I laugh with other SEND parents harder and longer than with anyone else, and frequently about things that really should not be funny.
Feeling overwhelmed is normal. Denial is one of my favourite coping mechanisms. Take each day as it comes and don’t fret (easily said) about the future.
If sticking your fingers in your ears and singing Disney songs helps, go for it (possibly not in public)
Your home will be filled with well meaning professionals. They will bombard you with appointments and information. You can pick and choose what to take on board.
This child is a member of your family, welcome good advice, but it’s still you who has to get up in the night and deal with sick/poo/seizures/feeds (delete as appropriate).
Believe me you will soon find out who you can rely on to go above and beyond the job description. Appreciate them, thank them; buy them chocolates at Christmas.

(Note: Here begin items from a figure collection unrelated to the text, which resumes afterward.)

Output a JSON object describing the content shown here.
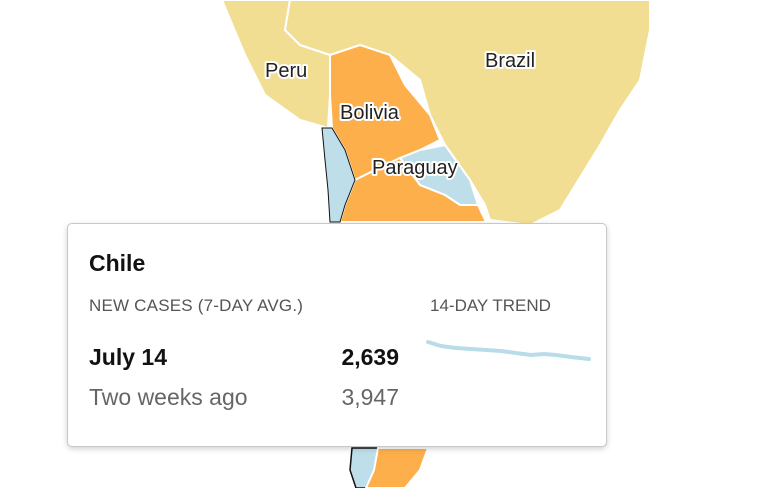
{
  "map": {
    "labels": {
      "peru": "Peru",
      "brazil": "Brazil",
      "bolivia": "Bolivia",
      "paraguay": "Paraguay"
    },
    "colors": {
      "light_yellow": "#f2de93",
      "orange": "#fdaf4b",
      "light_blue": "#bedfea",
      "border": "#ffffff",
      "dark_outline": "#111111"
    }
  },
  "tooltip": {
    "country": "Chile",
    "metric_label": "NEW CASES (7-DAY AVG.)",
    "trend_label": "14-DAY TREND",
    "current": {
      "label": "July 14",
      "value": "2,639"
    },
    "past": {
      "label": "Two weeks ago",
      "value": "3,947"
    },
    "trend_color": "#b9dcea"
  }
}
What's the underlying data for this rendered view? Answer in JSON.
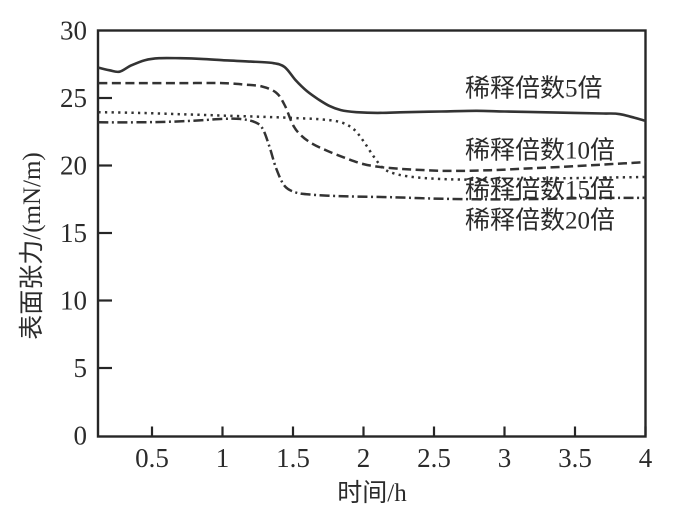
{
  "chart_data": {
    "type": "line",
    "title": "",
    "xlabel": "时间/h",
    "ylabel": "表面张力/(mN/m)",
    "xlim": [
      0.12,
      4.0
    ],
    "ylim": [
      0,
      30
    ],
    "x_ticks": [
      "0.5",
      "1",
      "1.5",
      "2",
      "2.5",
      "3",
      "3.5",
      "4"
    ],
    "y_ticks": [
      "0",
      "5",
      "10",
      "15",
      "20",
      "25",
      "30"
    ],
    "grid": false,
    "legend_position": "inline-labels-right",
    "series": [
      {
        "name": "稀释倍数5倍",
        "style": "solid",
        "label_pos": [
          2.72,
          25.75
        ],
        "points": [
          [
            0.12,
            27.25
          ],
          [
            0.2,
            27.05
          ],
          [
            0.27,
            26.95
          ],
          [
            0.35,
            27.4
          ],
          [
            0.45,
            27.8
          ],
          [
            0.55,
            27.95
          ],
          [
            0.7,
            27.95
          ],
          [
            0.85,
            27.9
          ],
          [
            1.0,
            27.8
          ],
          [
            1.2,
            27.7
          ],
          [
            1.35,
            27.6
          ],
          [
            1.44,
            27.3
          ],
          [
            1.52,
            26.3
          ],
          [
            1.6,
            25.5
          ],
          [
            1.68,
            24.9
          ],
          [
            1.76,
            24.4
          ],
          [
            1.84,
            24.1
          ],
          [
            1.95,
            23.95
          ],
          [
            2.1,
            23.9
          ],
          [
            2.3,
            23.95
          ],
          [
            2.55,
            24.0
          ],
          [
            2.8,
            24.05
          ],
          [
            3.0,
            24.0
          ],
          [
            3.25,
            23.95
          ],
          [
            3.5,
            23.9
          ],
          [
            3.7,
            23.85
          ],
          [
            3.82,
            23.8
          ],
          [
            4.0,
            23.3
          ]
        ]
      },
      {
        "name": "稀释倍数10倍",
        "style": "dashed",
        "label_pos": [
          2.72,
          21.15
        ],
        "points": [
          [
            0.12,
            26.1
          ],
          [
            0.4,
            26.1
          ],
          [
            0.7,
            26.1
          ],
          [
            1.0,
            26.1
          ],
          [
            1.15,
            26.0
          ],
          [
            1.28,
            25.85
          ],
          [
            1.38,
            25.4
          ],
          [
            1.44,
            24.5
          ],
          [
            1.5,
            23.0
          ],
          [
            1.56,
            22.2
          ],
          [
            1.64,
            21.6
          ],
          [
            1.74,
            21.1
          ],
          [
            1.86,
            20.6
          ],
          [
            2.0,
            20.1
          ],
          [
            2.15,
            19.85
          ],
          [
            2.35,
            19.7
          ],
          [
            2.6,
            19.6
          ],
          [
            2.9,
            19.65
          ],
          [
            3.2,
            19.8
          ],
          [
            3.5,
            19.95
          ],
          [
            3.75,
            20.1
          ],
          [
            4.0,
            20.25
          ]
        ]
      },
      {
        "name": "稀释倍数15倍",
        "style": "dotted",
        "label_pos": [
          2.72,
          18.26
        ],
        "points": [
          [
            0.12,
            23.95
          ],
          [
            0.4,
            23.9
          ],
          [
            0.7,
            23.8
          ],
          [
            1.0,
            23.7
          ],
          [
            1.3,
            23.6
          ],
          [
            1.55,
            23.5
          ],
          [
            1.72,
            23.4
          ],
          [
            1.84,
            23.2
          ],
          [
            1.93,
            22.7
          ],
          [
            2.0,
            21.8
          ],
          [
            2.07,
            20.7
          ],
          [
            2.14,
            19.8
          ],
          [
            2.22,
            19.4
          ],
          [
            2.35,
            19.15
          ],
          [
            2.55,
            19.0
          ],
          [
            2.8,
            18.95
          ],
          [
            3.1,
            19.0
          ],
          [
            3.4,
            19.05
          ],
          [
            3.7,
            19.1
          ],
          [
            4.0,
            19.15
          ]
        ]
      },
      {
        "name": "稀释倍数20倍",
        "style": "dash-dot",
        "label_pos": [
          2.72,
          15.96
        ],
        "points": [
          [
            0.12,
            23.2
          ],
          [
            0.4,
            23.2
          ],
          [
            0.65,
            23.25
          ],
          [
            0.85,
            23.35
          ],
          [
            1.0,
            23.45
          ],
          [
            1.12,
            23.45
          ],
          [
            1.22,
            23.25
          ],
          [
            1.28,
            22.8
          ],
          [
            1.33,
            21.5
          ],
          [
            1.38,
            19.8
          ],
          [
            1.44,
            18.5
          ],
          [
            1.52,
            18.0
          ],
          [
            1.62,
            17.85
          ],
          [
            1.78,
            17.75
          ],
          [
            1.95,
            17.7
          ],
          [
            2.2,
            17.65
          ],
          [
            2.5,
            17.55
          ],
          [
            2.8,
            17.5
          ],
          [
            3.1,
            17.5
          ],
          [
            3.4,
            17.55
          ],
          [
            3.7,
            17.6
          ],
          [
            4.0,
            17.6
          ]
        ]
      }
    ]
  },
  "colors": {
    "background": "#ffffff",
    "axis": "#262626",
    "line": "#333333",
    "text": "#2b2b2b"
  }
}
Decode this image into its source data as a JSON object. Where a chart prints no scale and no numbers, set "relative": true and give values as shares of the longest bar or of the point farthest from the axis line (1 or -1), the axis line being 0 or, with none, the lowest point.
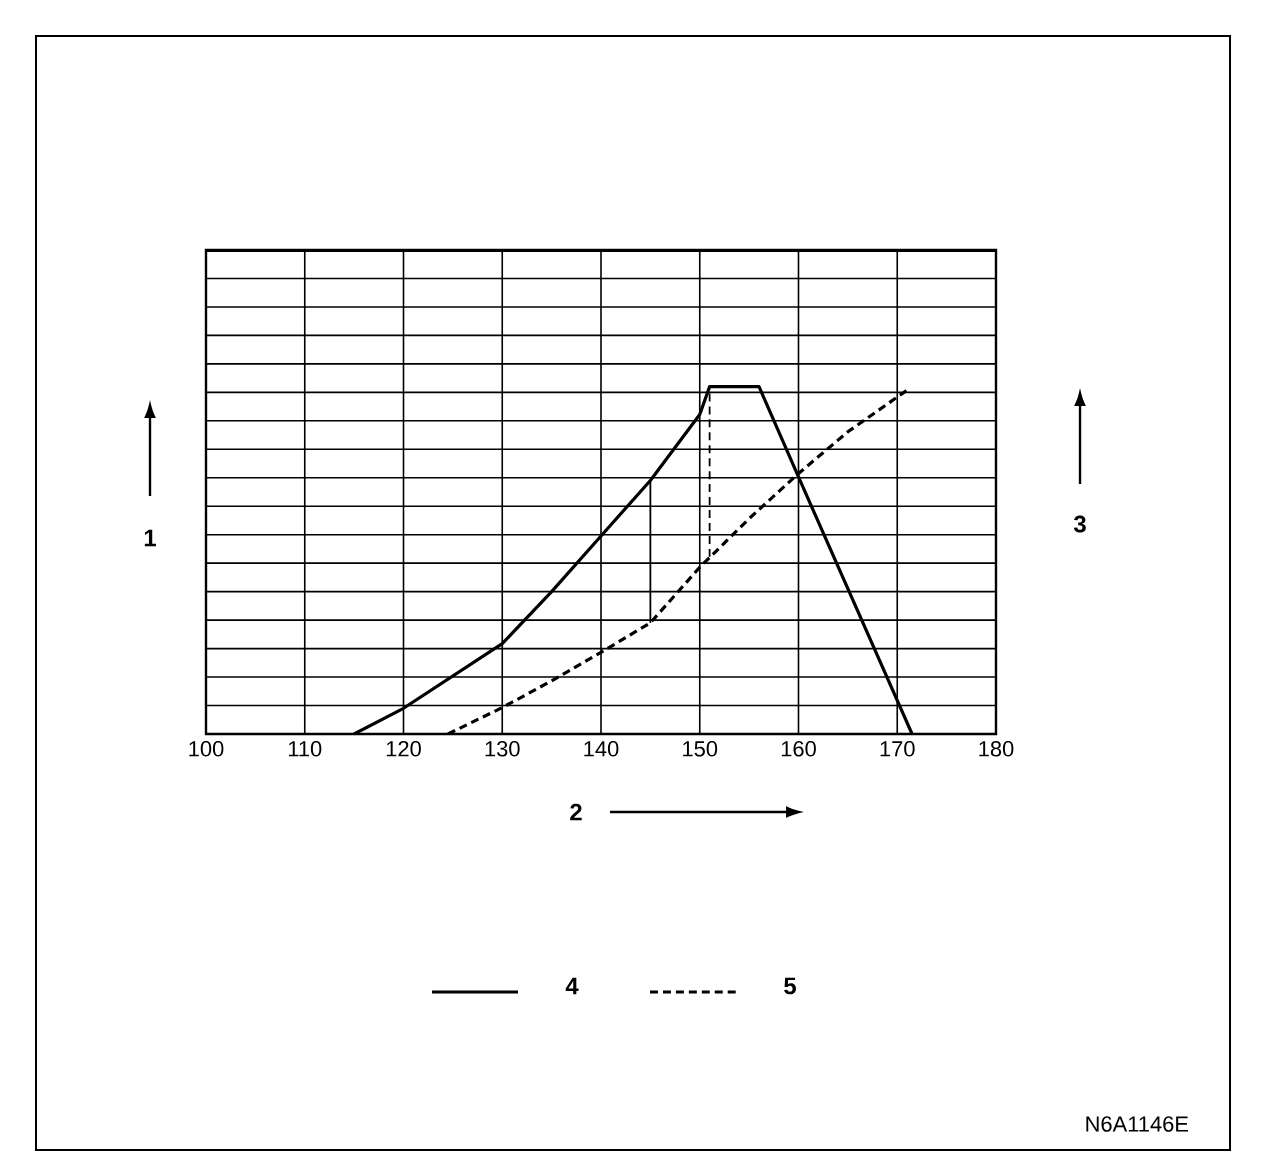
{
  "chart_data": {
    "type": "line",
    "xlabel": "2",
    "ylabel": "1",
    "y2label": "3",
    "relative": true,
    "grid": true,
    "legend": "bottom",
    "tick_labels": "x",
    "xlim": [
      100,
      180
    ],
    "xticks": [
      100,
      110,
      120,
      130,
      140,
      150,
      160,
      170,
      180
    ],
    "series": [
      {
        "name": "4",
        "color": "#000000",
        "line_style": "solid",
        "x": [
          115,
          120,
          130,
          135,
          140,
          145,
          150,
          151,
          156,
          160,
          171.5
        ],
        "values": [
          0,
          0.074,
          0.26,
          0.41,
          0.57,
          0.73,
          0.92,
          1,
          1,
          0.74,
          0
        ]
      },
      {
        "name": "5",
        "color": "#000000",
        "line_style": "dashed",
        "x": [
          124.5,
          130,
          135,
          140,
          145,
          150,
          155,
          160,
          165,
          171
        ],
        "values": [
          0,
          0.076,
          0.153,
          0.235,
          0.32,
          0.48,
          0.62,
          0.75,
          0.87,
          0.99
        ]
      },
      {
        "color": "#000000",
        "line_style": "solid",
        "x": [
          145,
          145
        ],
        "values": [
          0.32,
          0.73
        ]
      },
      {
        "color": "#000000",
        "line_style": "dashed",
        "x": [
          151,
          151
        ],
        "values": [
          0.51,
          1
        ]
      }
    ],
    "annotations": [
      "N6A1146E"
    ]
  }
}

I won’t lie to you, newbie SEND parent; you are likely to experience depths of emotion that you never knew existed.
You will come up against children struggling to survive; some won’t make it. In one school year my then 6 year old lost three schoolmates.
You will see the bitter unfairness of life in all its imperfect glory.
It’s neither understandable, nor explainable.
I hope you find some comfort in remembering that those special parents you feared and revered had no training, no preparation no idea of what lay ahead.
They like you had different plans for the future.